NBN Affair: Turnbull Says AFP 'Act With Integrity'

Party Leaders addressed issues and plans amidst document leak saga.

21/05/2016 11:10 AM AEST | Updated 15/07/2016 12:52 PM AEST
Malcolm Turnbull says an AFP raid in Melbourne was made independently.

Prime Minister Malcolm Turnbull has defended the integrity of the Australian Federal Police after officers raided Labor figures in Melbourne as part of an investigation into the National Broadband Network.

Speaking on Saturday, Turnbull hit out at Labor for attacking the AFP over their handling of the matter.

"What they did was attack the integrity of the men and women of the Australian Federal Police that stand between us and many threats, many dangers," he told reporters on the NSW central coast.

"Those men and women work very long hours. They're protecting Australia. They're protecting all of us. And they act independently, they act with integrity."

He said the decision to investigate the NBN was taken independent of government.

The Prime Minister's comments follow reports that Communications Minister Mitch Fifield was told months ago that "intolerable" leaks were coming from the company building the NBN.

Labor has said it wants answers to why an NBN Co employee took 32 photographs of documents during this week's Melbourne raids, the ABC reports.

Labor has claimed parliamentary privilege over the documents, some of which were seized from Senator Stephen Conroy's office.

Police reportedly can't access the documents until the Senate has resolved the privilege claim.

Opposition leader Bill Shorten said the PM was "deeply embarrassed" by ongoing problems with the broadband rollout.

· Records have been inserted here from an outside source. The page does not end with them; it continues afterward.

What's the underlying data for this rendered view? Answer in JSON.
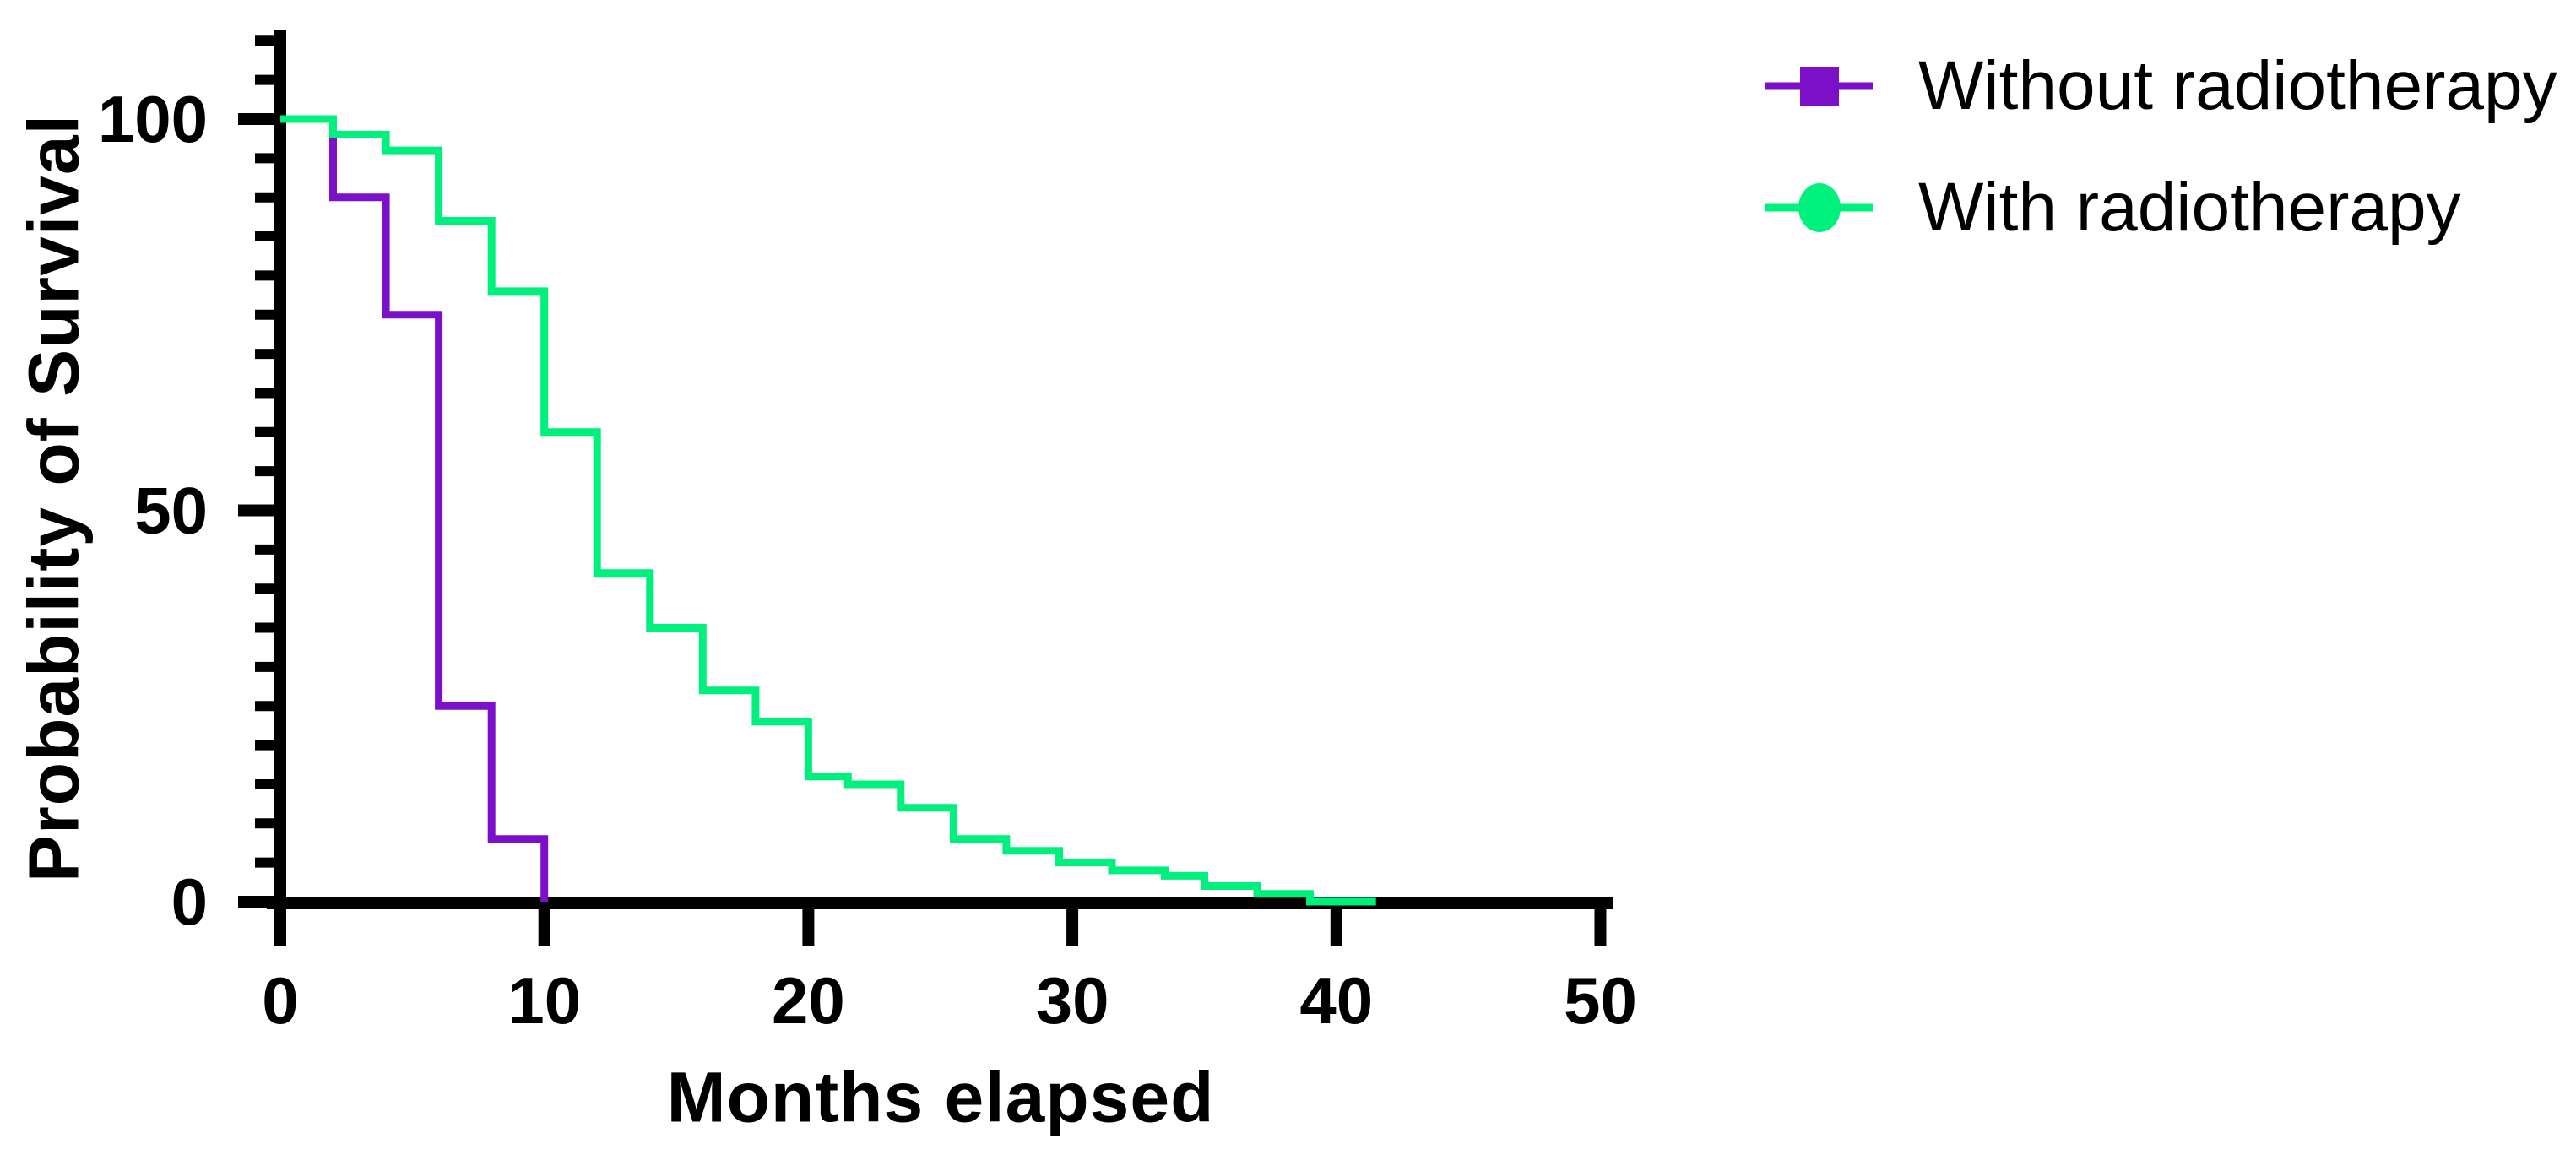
{
  "figure": {
    "background": "#ffffff",
    "text_color": "#000000"
  },
  "chart_data": {
    "type": "line",
    "subtype": "kaplan-meier-step",
    "title": "",
    "xlabel": "Months elapsed",
    "ylabel": "Probability of Survival",
    "xlim": [
      0,
      50
    ],
    "xticks": [
      0,
      10,
      20,
      30,
      40,
      50
    ],
    "ylim": [
      0,
      100
    ],
    "yticks_major": [
      0,
      50,
      100
    ],
    "ytick_minor_step": 5,
    "y_axis_top_value": 110,
    "grid": false,
    "legend_position": "top-right",
    "series": [
      {
        "name": "Without radiotherapy",
        "color": "#7B10C8",
        "marker": "square",
        "points": [
          [
            0,
            100
          ],
          [
            2,
            90
          ],
          [
            4,
            75
          ],
          [
            6,
            25
          ],
          [
            8,
            8
          ],
          [
            10,
            0
          ]
        ],
        "end_x": 10
      },
      {
        "name": "With radiotherapy",
        "color": "#00F07E",
        "marker": "circle",
        "points": [
          [
            0,
            100
          ],
          [
            2,
            98
          ],
          [
            4,
            96
          ],
          [
            6,
            87
          ],
          [
            8,
            78
          ],
          [
            10,
            60
          ],
          [
            12,
            42
          ],
          [
            14,
            35
          ],
          [
            16,
            27
          ],
          [
            18,
            23
          ],
          [
            20,
            16
          ],
          [
            21.5,
            15
          ],
          [
            23.5,
            12
          ],
          [
            25.5,
            8
          ],
          [
            27.5,
            6.5
          ],
          [
            29.5,
            5
          ],
          [
            31.5,
            4
          ],
          [
            33.5,
            3.3
          ],
          [
            35,
            2
          ],
          [
            37,
            1
          ],
          [
            39,
            0
          ]
        ],
        "end_x": 41.5
      }
    ]
  }
}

"The Prime Minister is embarrassed by the revelations that his flagship project, the signature activity he has taken in public life as a politician, the NBN, I think he is deeply embarrassed ... that his incompetence is emerging," he said.

"The fact that the NBN he promised would cost $29 billion in 2013 is now costing $56 billion and climbing."

Shorten also addressed party faithful in southwest Sydney as the election campaign rolled on.

"This election should be about who has the best plans for Australian people and the future of our country," Shorten said in Campbelltown.

"We will fight this election to the families and small businesses of Australia on the real issues that make a practical difference in the lives of ordinary Australians."

The speech comes as Labor announced earlier today that it would appoint a LGBTI commissioner to the Australian Human Rights Commission, if elected on July 2.